Can you tell us about the pattern making process and where this fits into the production of a garment?
Natalie will send me her design ideas and then I either start a new pattern or adjust an existing one. Patterns are done on brown craft paper. I will sample up the first draft (these samples are usually very rough just to see if the pattern fits the body). It can take me 2 or 3 goes at getting the pattern just right.
I am fortunate as Natalie is my in-house model, so a great time to catch up. I make patterns to fit us rather than a size 6 model. That way we can see it on real bodies. I have a try on too and most of them look great on young and old.
Once the pattern is good I then have a lovely lady Phylly who sews all my sample garments in our preferred fabrics. Once we have all the samples...this process takes quite a while, we then photograph them and get them ready to sell in to our retailers. These same samples are used for the cutters, production team and ultimately for Showroom 22 which is the PR company we use.
Mina works with a community of local makers and suppliers, tell us about this experience?
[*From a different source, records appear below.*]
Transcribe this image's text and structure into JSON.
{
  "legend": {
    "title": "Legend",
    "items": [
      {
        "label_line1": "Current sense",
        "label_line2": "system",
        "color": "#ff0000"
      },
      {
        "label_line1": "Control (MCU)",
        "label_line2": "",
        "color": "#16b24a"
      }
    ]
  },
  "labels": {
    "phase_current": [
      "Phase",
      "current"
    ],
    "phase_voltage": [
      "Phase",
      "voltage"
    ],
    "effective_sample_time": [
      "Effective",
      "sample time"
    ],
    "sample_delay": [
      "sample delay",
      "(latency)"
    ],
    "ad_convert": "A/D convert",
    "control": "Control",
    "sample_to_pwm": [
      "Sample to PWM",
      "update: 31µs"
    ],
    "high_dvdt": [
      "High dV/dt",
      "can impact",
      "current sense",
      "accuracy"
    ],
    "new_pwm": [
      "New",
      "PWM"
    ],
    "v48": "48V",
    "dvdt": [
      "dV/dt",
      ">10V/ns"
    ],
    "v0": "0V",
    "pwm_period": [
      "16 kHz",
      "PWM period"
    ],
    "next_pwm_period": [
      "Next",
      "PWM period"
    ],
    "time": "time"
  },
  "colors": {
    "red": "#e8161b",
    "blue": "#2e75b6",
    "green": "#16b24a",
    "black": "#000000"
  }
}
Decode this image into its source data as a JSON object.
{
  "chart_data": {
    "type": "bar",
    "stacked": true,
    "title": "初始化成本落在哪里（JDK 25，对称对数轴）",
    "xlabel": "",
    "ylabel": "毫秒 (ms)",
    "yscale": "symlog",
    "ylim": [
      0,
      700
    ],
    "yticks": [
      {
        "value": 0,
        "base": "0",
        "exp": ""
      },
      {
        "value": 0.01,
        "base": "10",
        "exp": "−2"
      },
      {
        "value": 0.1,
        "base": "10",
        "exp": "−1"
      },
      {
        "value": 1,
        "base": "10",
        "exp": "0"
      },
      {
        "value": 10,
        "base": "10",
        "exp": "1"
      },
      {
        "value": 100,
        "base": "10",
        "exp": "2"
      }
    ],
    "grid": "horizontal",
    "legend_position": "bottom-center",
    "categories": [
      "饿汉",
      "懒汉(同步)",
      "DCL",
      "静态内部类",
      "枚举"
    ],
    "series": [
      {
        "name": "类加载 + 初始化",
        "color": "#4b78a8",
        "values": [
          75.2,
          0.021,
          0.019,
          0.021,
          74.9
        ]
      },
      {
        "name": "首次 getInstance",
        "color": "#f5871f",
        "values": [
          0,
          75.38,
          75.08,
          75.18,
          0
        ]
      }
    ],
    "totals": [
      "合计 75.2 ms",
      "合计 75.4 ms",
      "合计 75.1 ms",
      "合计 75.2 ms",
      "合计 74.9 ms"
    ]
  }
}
Over the years we have made friends with an amazing group of people. We are all passionate about what we do and would love to see the NZ fashion industry survive. With more and more brands going overseas it is now more than ever important to support our local makers and suppliers.
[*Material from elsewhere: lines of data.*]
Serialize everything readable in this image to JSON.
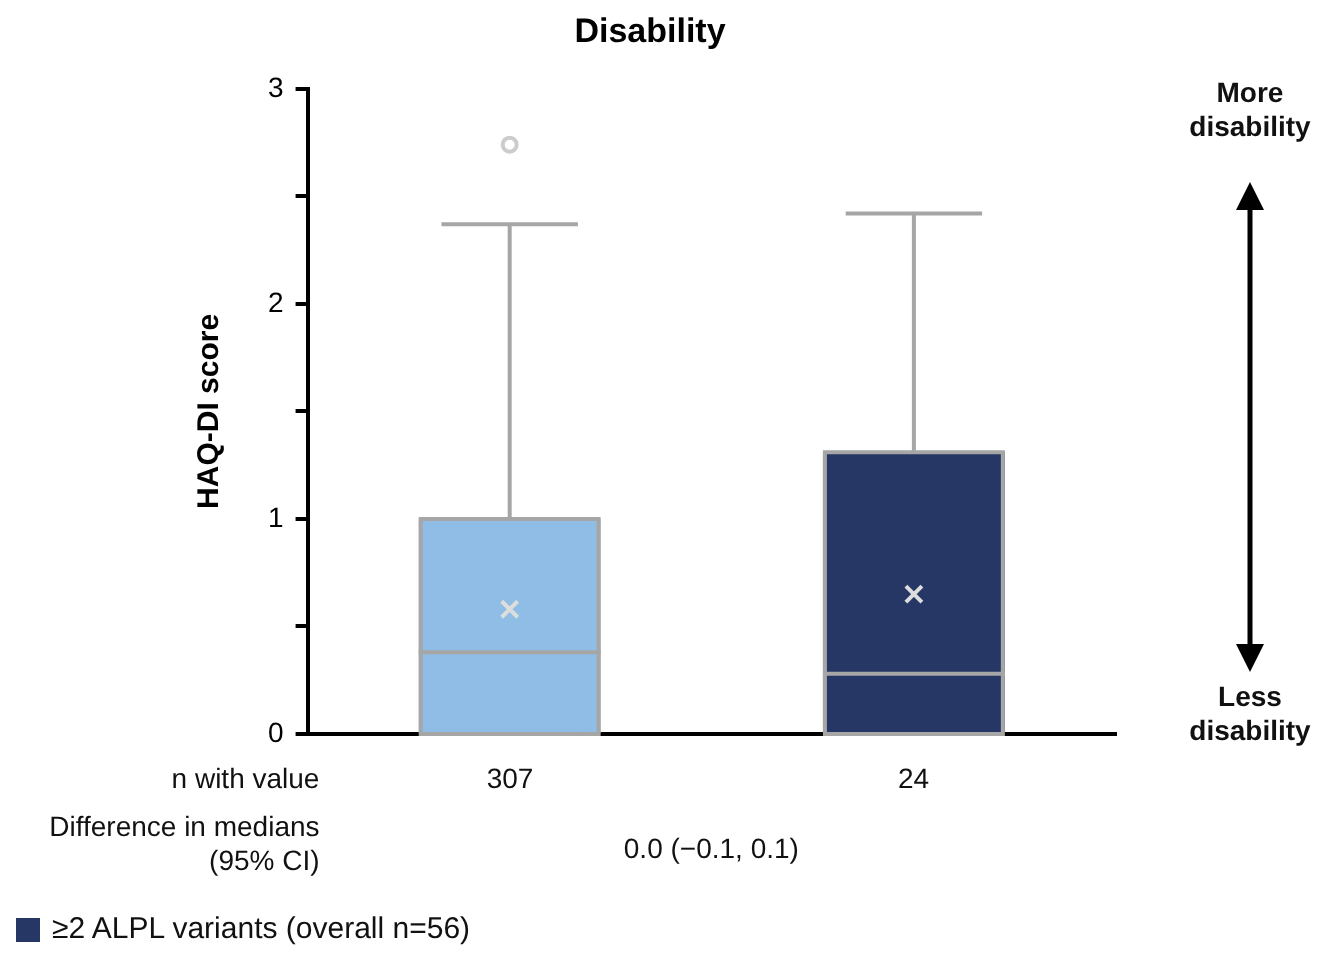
{
  "chart_data": {
    "type": "box",
    "title": "Disability",
    "ylabel": "HAQ-DI score",
    "categories": [
      null,
      null
    ],
    "ylim": [
      0,
      3
    ],
    "yticks": [
      0,
      {
        "value": 0.5,
        "label": null
      },
      1,
      {
        "value": 1.5,
        "label": null
      },
      2,
      {
        "value": 2.5,
        "label": null
      },
      3
    ],
    "series": [
      {
        "color": "#8fbde5",
        "boxes": [
          {
            "low": 0,
            "q1": 0,
            "median": 0.38,
            "q3": 1.0,
            "high": 2.37,
            "mean": 0.58,
            "outliers": [
              2.74
            ]
          },
          null
        ]
      },
      {
        "name": "≥2 ALPL variants (overall n=56)",
        "color": "#263766",
        "boxes": [
          null,
          {
            "low": 0,
            "q1": 0,
            "median": 0.28,
            "q3": 1.31,
            "high": 2.42,
            "mean": 0.65
          }
        ]
      }
    ],
    "annotations": [
      "n with value",
      "307",
      "24",
      "Difference in medians (95% CI)",
      "0.0 (−0.1, 0.1)",
      "More disability",
      "Less disability"
    ],
    "grid": false,
    "legend": "bottom left"
  }
}
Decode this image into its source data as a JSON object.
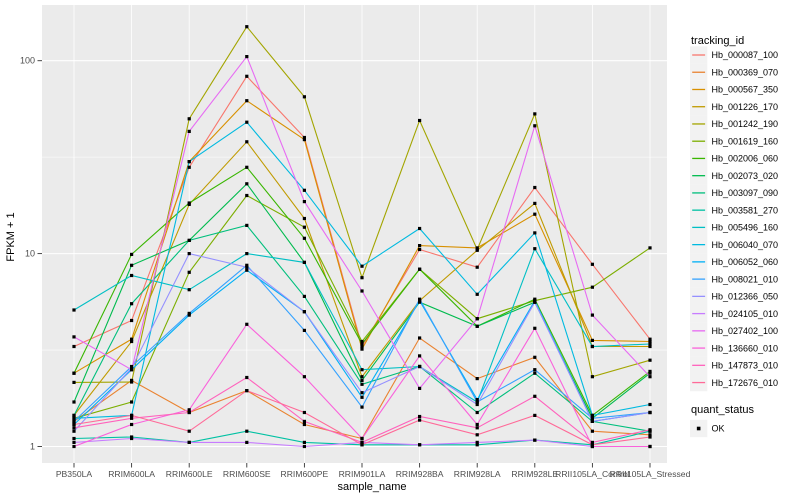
{
  "figure": {
    "background": "#FFFFFF",
    "panel_background": "#EBEBEB",
    "grid_major_color": "#FFFFFF",
    "grid_minor_color": "#F7F7F7",
    "tick_color": "#333333",
    "axis_text_color": "#4D4D4D",
    "title_color": "#000000",
    "point_color": "#000000",
    "legend_key_background": "#F2F2F2"
  },
  "chart_data": {
    "type": "line",
    "title": "",
    "xlabel": "sample_name",
    "ylabel": "FPKM + 1",
    "y_scale": "log10",
    "y_ticks": [
      1,
      10,
      100
    ],
    "y_tick_labels": [
      "1",
      "10",
      "100"
    ],
    "y_minor_breaks": [
      3.1623,
      31.623
    ],
    "ylim": [
      0.82,
      195
    ],
    "grid": true,
    "legend_position": "right",
    "categories": [
      "PB350LA",
      "RRIM600LA",
      "RRIM600LE",
      "RRIM600SE",
      "RRIM600PE",
      "RRIM901LA",
      "RRIM928BA",
      "RRIM928LA",
      "RRIM928LE",
      "RRII105LA_Control",
      "RRII105LA_Stressed"
    ],
    "legend": {
      "color_title": "tracking_id",
      "shape_title": "quant_status",
      "shape_items": [
        {
          "label": "OK",
          "marker": "black-square"
        }
      ]
    },
    "series": [
      {
        "name": "Hb_000087_100",
        "color": "#F8766D",
        "quant_status": "OK",
        "values": [
          3.3,
          4.5,
          28,
          83,
          40,
          3.3,
          10.5,
          8.5,
          22,
          8.8,
          3.6
        ]
      },
      {
        "name": "Hb_000369_070",
        "color": "#EA8331",
        "quant_status": "OK",
        "values": [
          1.35,
          2.2,
          1.5,
          1.95,
          1.3,
          1.1,
          3.65,
          2.25,
          2.9,
          1.2,
          1.15
        ]
      },
      {
        "name": "Hb_000567_350",
        "color": "#D89000",
        "quant_status": "OK",
        "values": [
          2.4,
          3.6,
          30,
          62,
          39,
          3.2,
          11,
          10.7,
          16,
          3.55,
          3.5
        ]
      },
      {
        "name": "Hb_001226_170",
        "color": "#C09B00",
        "quant_status": "OK",
        "values": [
          1.45,
          3.5,
          18,
          38,
          15.2,
          2.3,
          5.7,
          10.4,
          18.2,
          3.3,
          3.3
        ]
      },
      {
        "name": "Hb_001242_190",
        "color": "#A3A500",
        "quant_status": "OK",
        "values": [
          2.15,
          2.16,
          50,
          150,
          65,
          7.5,
          49,
          10.5,
          53,
          2.3,
          2.8
        ]
      },
      {
        "name": "Hb_001619_160",
        "color": "#7CAE00",
        "quant_status": "OK",
        "values": [
          1.4,
          1.7,
          8,
          20,
          13.7,
          3.5,
          8.3,
          4.6,
          5.7,
          6.7,
          10.7
        ]
      },
      {
        "name": "Hb_002006_060",
        "color": "#39B600",
        "quant_status": "OK",
        "values": [
          2.4,
          9.9,
          18.3,
          28,
          12,
          3.4,
          8.3,
          4.2,
          5.8,
          1.45,
          2.45
        ]
      },
      {
        "name": "Hb_002073_020",
        "color": "#00BB4E",
        "quant_status": "OK",
        "values": [
          1.7,
          8.7,
          11.7,
          23,
          9,
          2.2,
          5.6,
          4.2,
          5.6,
          1.4,
          2.4
        ]
      },
      {
        "name": "Hb_003097_090",
        "color": "#00BF7D",
        "quant_status": "OK",
        "values": [
          1.45,
          5.5,
          11.7,
          14,
          6,
          2.1,
          2.6,
          1.5,
          2.4,
          1.35,
          1.2
        ]
      },
      {
        "name": "Hb_003581_270",
        "color": "#00C1A3",
        "quant_status": "OK",
        "values": [
          1.1,
          1.12,
          1.05,
          1.2,
          1.05,
          1.02,
          1.02,
          1.02,
          1.08,
          1.02,
          1.2
        ]
      },
      {
        "name": "Hb_005496_160",
        "color": "#00BFC4",
        "quant_status": "OK",
        "values": [
          5.1,
          7.7,
          6.5,
          10,
          9,
          2.5,
          2.6,
          1.7,
          10.6,
          3.3,
          3.4
        ]
      },
      {
        "name": "Hb_006040_070",
        "color": "#00BAE0",
        "quant_status": "OK",
        "values": [
          1.4,
          1.45,
          30,
          48,
          21.3,
          8.6,
          13.5,
          6.15,
          12.8,
          1.45,
          1.65
        ]
      },
      {
        "name": "Hb_006052_060",
        "color": "#00B0F6",
        "quant_status": "OK",
        "values": [
          1.3,
          2.5,
          4.8,
          8.2,
          5,
          1.8,
          5.7,
          1.75,
          5.7,
          1.35,
          1.5
        ]
      },
      {
        "name": "Hb_008021_010",
        "color": "#35A2FF",
        "quant_status": "OK",
        "values": [
          1.35,
          2.6,
          4.9,
          8.7,
          4,
          1.6,
          5.8,
          1.7,
          2.5,
          1.4,
          1.5
        ]
      },
      {
        "name": "Hb_012366_050",
        "color": "#9590FF",
        "quant_status": "OK",
        "values": [
          1.2,
          2.55,
          10,
          8.5,
          5,
          1.9,
          2.6,
          1.65,
          5.6,
          1.35,
          1.5
        ]
      },
      {
        "name": "Hb_024105_010",
        "color": "#C77CFF",
        "quant_status": "OK",
        "values": [
          1.05,
          1.1,
          1.05,
          1.05,
          1.0,
          1.05,
          1.02,
          1.05,
          1.08,
          1.0,
          1.0
        ]
      },
      {
        "name": "Hb_027402_100",
        "color": "#E76BF3",
        "quant_status": "OK",
        "values": [
          3.7,
          2.5,
          43,
          105,
          18.6,
          6.4,
          2.0,
          4.6,
          46,
          4.8,
          2.3
        ]
      },
      {
        "name": "Hb_136660_010",
        "color": "#FA62DB",
        "quant_status": "OK",
        "values": [
          1.0,
          1.3,
          1.55,
          4.3,
          2.3,
          1.1,
          2.95,
          1.3,
          4.1,
          1.0,
          1.0
        ]
      },
      {
        "name": "Hb_147873_010",
        "color": "#FF62BC",
        "quant_status": "OK",
        "values": [
          1.25,
          1.4,
          1.5,
          2.28,
          1.35,
          1.05,
          1.43,
          1.25,
          1.82,
          1.05,
          1.22
        ]
      },
      {
        "name": "Hb_172676_010",
        "color": "#FF6A98",
        "quant_status": "OK",
        "values": [
          1.3,
          1.45,
          1.2,
          1.95,
          1.5,
          1.02,
          1.37,
          1.15,
          1.45,
          1.02,
          1.12
        ]
      }
    ]
  }
}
I do most of the organising when it comes to production and so it’s important for me that the fabric suppliers, button/zip suppliers, pattern graders, cutters and sewers are all relatively close so I don’t spend all my day on the road to source products or check on productions.
"I am very grateful for all their support and patience as Mina has developed and grown over the last couple of years. I have found them all to be very generous with their knowledge and without their input and support, I don't know how we would have been able to continue with our dream."
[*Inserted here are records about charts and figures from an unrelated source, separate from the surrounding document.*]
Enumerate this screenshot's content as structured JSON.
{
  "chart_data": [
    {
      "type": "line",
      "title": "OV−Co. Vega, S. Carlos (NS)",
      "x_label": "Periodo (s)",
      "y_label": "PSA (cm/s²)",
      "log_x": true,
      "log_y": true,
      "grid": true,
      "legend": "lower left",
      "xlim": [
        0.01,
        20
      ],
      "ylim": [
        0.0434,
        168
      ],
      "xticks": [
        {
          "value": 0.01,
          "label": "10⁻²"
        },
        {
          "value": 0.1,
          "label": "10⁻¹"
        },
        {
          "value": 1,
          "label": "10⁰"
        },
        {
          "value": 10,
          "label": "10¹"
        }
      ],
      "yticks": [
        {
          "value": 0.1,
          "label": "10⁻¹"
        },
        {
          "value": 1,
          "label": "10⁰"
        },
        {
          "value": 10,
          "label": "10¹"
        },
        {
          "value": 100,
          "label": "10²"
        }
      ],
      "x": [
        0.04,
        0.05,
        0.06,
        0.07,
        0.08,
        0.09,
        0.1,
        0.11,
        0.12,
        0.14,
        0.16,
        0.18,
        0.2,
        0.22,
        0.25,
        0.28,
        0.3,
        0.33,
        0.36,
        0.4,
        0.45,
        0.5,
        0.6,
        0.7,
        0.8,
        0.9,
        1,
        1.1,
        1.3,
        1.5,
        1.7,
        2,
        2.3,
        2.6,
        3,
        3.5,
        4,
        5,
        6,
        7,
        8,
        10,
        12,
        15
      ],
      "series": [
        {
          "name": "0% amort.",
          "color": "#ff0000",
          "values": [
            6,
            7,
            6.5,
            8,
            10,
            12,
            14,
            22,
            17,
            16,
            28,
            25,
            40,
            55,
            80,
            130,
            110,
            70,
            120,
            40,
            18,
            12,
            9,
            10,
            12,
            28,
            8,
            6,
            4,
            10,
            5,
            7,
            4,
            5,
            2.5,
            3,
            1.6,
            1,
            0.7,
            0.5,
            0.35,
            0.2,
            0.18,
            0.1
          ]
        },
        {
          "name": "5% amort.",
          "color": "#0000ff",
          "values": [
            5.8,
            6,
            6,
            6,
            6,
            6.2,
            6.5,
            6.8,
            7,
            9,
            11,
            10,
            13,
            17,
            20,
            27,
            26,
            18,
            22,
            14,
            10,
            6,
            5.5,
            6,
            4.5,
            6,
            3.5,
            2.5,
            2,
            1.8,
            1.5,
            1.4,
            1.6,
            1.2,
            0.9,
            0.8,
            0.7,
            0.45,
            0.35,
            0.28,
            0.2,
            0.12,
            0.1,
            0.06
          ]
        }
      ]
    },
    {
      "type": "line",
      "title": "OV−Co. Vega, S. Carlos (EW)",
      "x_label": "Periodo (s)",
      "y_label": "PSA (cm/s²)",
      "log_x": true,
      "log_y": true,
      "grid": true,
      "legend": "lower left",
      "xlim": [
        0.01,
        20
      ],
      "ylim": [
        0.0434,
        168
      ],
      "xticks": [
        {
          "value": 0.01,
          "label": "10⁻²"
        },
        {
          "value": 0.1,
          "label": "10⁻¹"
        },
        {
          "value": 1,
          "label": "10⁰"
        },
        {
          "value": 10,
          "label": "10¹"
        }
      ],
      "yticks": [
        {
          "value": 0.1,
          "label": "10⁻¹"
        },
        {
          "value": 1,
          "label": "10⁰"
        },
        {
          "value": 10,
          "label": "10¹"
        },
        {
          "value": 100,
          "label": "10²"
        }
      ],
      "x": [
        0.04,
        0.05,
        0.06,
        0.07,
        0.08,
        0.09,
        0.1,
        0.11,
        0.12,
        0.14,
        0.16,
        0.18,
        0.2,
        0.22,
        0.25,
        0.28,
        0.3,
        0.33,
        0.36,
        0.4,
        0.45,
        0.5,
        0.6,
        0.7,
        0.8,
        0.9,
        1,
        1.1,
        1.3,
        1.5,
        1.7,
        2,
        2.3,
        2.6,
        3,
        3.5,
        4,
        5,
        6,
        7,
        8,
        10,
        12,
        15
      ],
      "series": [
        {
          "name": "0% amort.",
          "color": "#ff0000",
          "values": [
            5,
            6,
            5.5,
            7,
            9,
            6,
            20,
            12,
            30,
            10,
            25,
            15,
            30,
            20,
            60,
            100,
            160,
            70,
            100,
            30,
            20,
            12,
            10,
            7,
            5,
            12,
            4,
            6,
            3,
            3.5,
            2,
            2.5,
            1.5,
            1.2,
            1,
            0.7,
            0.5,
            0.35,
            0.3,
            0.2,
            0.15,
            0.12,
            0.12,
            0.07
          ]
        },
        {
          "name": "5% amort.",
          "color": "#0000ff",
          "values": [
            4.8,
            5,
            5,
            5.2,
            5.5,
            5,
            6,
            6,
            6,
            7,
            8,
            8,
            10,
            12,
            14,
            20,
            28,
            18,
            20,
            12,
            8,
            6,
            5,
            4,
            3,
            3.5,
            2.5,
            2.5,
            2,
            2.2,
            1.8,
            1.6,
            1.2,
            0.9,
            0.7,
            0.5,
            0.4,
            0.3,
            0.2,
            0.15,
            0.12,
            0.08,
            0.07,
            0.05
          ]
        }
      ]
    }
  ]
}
What is it like working with your daughter Natalie - designer and sales for the Mina brand?
I love it. We get on really well and as we have different roles in the business (I look after the production side and Natalie does all the rest), we don’t seem to clash that often. Our stresses are usually at different times, so we are generally there for each other.
How do you separate your mother/daughter relationship from the business?
I don’t think we do really. I admire her for being so focussed and driven. She knows exactly where she wants to take Mina and what it should look like. I am very much there in a supportive role, giving advice at times, but generally, Natalie takes the lead. We do try and keep Mina out of our conversations at the weekend, but it is quite difficult, as my husband is very supportive and always wants to know how we are going.
What are you working on right now?
Once level 3 was announced Natalie and I decided it would be a good initiative to use some of our spare scrap fabric to make some reusable face masks as a replacement of these one-use masks. Since putting them online on Saturday the response has been huge so Natalie and I have been working long days trying to get these out as soon as possible.
My main focus now (once the demand for the masks dies down) though is the production of our summer season. There is always a multitude of things to plan and sort for this. I have also started the design stage for our next capsule. So back to pattern drafting and sample sewing. The stress level is reasonably high with all the delays due to COVID, we are not sure when we will be able to launch our new range.
What styles are you wearing this Winter from the AW20 collection?
I can pair the Yoli Top with the Studio Pants if I want to go out and look a little more dressed up. I wear my Obom Blazer almost every week, perfect to put over a top and jeans or I will wear the matching Mali Pants if I have a meeting.